Esselamün aleyküm. Kıymetli okurlarım. Geçen hafta Allah korkusu ile ilgili sohbetimize başlamıştık. Konu o kadar geniş içerikli ki yazmakla bitmez. Bu yazımda devam etmeye çalışacağım. Allah korkusunun 7 alameti var demiş ve birincisini yazmıştım. Şimdi ikincisinden devam edelim.

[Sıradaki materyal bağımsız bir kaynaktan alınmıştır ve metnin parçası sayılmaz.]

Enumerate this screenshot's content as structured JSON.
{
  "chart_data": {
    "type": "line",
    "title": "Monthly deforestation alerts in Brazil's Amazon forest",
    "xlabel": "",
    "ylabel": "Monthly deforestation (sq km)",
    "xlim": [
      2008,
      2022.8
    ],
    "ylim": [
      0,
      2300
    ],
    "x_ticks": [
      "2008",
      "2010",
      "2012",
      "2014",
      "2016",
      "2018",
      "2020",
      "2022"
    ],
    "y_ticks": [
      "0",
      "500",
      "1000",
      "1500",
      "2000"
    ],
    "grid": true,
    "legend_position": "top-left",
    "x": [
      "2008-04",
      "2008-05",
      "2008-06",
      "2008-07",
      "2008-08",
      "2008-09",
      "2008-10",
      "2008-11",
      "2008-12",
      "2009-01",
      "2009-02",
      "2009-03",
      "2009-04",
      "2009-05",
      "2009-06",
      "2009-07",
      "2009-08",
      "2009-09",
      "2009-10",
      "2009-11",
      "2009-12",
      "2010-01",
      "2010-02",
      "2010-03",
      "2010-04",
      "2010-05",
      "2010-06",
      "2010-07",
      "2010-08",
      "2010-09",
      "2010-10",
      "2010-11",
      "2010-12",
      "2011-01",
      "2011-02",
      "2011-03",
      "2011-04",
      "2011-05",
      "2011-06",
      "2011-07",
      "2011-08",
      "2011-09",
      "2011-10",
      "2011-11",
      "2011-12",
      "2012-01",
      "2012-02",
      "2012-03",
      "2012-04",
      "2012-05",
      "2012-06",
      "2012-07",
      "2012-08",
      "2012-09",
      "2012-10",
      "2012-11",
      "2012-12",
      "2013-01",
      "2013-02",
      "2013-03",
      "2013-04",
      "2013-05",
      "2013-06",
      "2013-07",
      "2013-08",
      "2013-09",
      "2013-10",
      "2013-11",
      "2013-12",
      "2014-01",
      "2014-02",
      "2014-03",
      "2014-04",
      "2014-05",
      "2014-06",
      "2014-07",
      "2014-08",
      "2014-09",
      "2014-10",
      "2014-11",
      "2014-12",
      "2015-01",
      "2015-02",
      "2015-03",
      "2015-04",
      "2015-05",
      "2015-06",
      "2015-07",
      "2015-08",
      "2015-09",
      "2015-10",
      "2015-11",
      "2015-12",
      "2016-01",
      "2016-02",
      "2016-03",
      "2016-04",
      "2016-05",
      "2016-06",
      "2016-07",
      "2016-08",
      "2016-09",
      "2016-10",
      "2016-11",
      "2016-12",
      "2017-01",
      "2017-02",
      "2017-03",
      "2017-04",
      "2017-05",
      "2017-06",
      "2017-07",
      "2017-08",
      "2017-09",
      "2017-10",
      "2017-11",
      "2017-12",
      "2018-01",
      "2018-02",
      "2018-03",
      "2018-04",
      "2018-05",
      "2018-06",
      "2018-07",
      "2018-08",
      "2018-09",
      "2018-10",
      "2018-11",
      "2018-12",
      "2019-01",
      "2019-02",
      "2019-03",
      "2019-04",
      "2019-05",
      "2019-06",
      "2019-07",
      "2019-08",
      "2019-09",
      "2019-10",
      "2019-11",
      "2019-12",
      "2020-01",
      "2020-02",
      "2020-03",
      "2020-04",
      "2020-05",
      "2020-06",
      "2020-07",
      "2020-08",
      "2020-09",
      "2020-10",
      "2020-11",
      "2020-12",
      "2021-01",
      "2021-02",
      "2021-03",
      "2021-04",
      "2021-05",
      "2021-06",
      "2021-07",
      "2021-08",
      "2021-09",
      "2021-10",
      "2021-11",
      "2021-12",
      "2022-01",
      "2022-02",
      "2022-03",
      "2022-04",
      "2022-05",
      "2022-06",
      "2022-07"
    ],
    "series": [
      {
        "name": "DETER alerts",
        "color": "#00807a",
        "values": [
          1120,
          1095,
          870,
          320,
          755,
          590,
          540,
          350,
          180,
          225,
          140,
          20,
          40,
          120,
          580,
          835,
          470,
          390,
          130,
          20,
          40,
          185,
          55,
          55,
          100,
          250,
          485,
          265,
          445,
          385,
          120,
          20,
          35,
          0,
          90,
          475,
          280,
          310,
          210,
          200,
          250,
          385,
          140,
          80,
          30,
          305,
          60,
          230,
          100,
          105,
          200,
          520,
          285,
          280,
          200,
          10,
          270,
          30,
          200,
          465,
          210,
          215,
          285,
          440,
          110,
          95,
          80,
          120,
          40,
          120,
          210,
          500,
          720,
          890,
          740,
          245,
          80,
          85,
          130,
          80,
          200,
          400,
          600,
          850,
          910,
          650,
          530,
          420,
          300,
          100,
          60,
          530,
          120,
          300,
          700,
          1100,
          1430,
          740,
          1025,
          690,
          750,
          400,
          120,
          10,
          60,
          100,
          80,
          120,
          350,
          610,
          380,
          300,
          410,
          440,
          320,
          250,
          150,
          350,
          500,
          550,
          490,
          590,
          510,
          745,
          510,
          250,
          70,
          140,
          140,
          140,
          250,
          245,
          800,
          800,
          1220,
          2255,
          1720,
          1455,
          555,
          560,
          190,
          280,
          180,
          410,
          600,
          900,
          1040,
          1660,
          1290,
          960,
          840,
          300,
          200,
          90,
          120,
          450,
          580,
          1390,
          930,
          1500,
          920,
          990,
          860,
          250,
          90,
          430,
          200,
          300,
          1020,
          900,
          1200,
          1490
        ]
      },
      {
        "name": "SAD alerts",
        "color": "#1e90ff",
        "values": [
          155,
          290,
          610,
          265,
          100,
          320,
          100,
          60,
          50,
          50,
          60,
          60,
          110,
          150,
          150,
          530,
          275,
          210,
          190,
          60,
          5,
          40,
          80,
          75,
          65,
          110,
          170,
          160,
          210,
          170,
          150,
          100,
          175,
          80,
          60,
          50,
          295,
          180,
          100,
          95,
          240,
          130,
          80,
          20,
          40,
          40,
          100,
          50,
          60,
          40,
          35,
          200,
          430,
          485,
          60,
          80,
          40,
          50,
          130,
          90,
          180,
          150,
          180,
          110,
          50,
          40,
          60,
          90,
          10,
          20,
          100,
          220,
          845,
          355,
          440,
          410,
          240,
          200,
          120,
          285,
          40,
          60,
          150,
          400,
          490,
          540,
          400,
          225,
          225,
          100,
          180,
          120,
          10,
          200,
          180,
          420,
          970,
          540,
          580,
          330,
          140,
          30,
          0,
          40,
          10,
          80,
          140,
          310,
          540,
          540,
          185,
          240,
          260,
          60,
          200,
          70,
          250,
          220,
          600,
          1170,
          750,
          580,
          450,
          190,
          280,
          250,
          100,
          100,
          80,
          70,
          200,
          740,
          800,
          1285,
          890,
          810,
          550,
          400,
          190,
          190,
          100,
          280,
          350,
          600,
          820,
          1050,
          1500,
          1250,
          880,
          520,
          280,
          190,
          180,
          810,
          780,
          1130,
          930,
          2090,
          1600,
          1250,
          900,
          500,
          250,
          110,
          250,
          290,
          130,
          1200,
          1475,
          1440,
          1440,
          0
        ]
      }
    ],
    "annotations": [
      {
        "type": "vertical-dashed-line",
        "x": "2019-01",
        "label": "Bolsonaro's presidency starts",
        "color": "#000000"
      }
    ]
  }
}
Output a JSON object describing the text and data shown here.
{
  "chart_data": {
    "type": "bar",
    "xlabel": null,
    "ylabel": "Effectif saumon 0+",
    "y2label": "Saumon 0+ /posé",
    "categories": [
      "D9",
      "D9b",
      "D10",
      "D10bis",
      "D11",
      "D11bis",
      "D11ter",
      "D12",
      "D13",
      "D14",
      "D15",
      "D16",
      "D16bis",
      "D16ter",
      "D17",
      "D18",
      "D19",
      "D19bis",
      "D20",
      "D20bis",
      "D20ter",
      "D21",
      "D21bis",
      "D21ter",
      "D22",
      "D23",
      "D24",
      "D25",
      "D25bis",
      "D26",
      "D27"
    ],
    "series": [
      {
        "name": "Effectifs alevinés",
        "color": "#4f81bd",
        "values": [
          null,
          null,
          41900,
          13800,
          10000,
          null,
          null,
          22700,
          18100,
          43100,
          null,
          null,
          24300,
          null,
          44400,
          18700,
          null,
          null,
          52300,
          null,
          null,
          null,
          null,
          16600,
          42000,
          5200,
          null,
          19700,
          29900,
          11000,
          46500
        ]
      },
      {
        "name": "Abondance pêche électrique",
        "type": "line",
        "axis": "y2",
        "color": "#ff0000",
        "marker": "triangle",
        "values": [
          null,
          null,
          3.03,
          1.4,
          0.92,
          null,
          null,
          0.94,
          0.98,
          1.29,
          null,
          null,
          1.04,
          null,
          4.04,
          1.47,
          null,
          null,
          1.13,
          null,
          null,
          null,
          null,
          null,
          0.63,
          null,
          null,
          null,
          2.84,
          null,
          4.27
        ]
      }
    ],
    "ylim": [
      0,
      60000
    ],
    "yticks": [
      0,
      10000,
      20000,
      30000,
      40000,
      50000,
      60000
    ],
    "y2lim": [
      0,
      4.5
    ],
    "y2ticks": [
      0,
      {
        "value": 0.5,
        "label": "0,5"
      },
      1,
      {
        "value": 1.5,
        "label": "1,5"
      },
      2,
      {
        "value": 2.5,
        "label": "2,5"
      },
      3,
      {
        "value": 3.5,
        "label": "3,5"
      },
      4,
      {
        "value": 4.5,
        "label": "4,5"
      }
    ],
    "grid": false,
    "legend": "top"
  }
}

İkincisi; kalpte vücut bulur. Mümin bir kul, kalbinden düşmanlık, iftira ve kardeşlerine karşı hasedi çıkarıp atar. Zira haset hakkında Resulullah şöyle buyurmuştur: ? Ateş odunu nasıl yakarsa kıskançlıkta iyilikleri öylece yok eder.? Bilesiniz ki haset (kıskançlık) kalpte bulunan büyük hastalıklardandır. Kalp hastalıklarının tedavisi ise ancak ilim ve Salih amelle olur. O halde değerli dostlar, gerçek bir mimin, iyi bir insan adam gibi bir adam olabilmek için önce kalbimizden kötü duyguları kini, nefreti, haseti, fesadı, kıskançlığı, çekememezliği çıkarıp atıp bizleri yaratan, hayat veren, doyuran, koruyan Allah´ a karşı vaziyetlerimizi güzelce yapmak Salih amel işlemek ve insanlara karşı iyi niyetli mütevazi hayır sever bir insan olarak yaşamalıyız.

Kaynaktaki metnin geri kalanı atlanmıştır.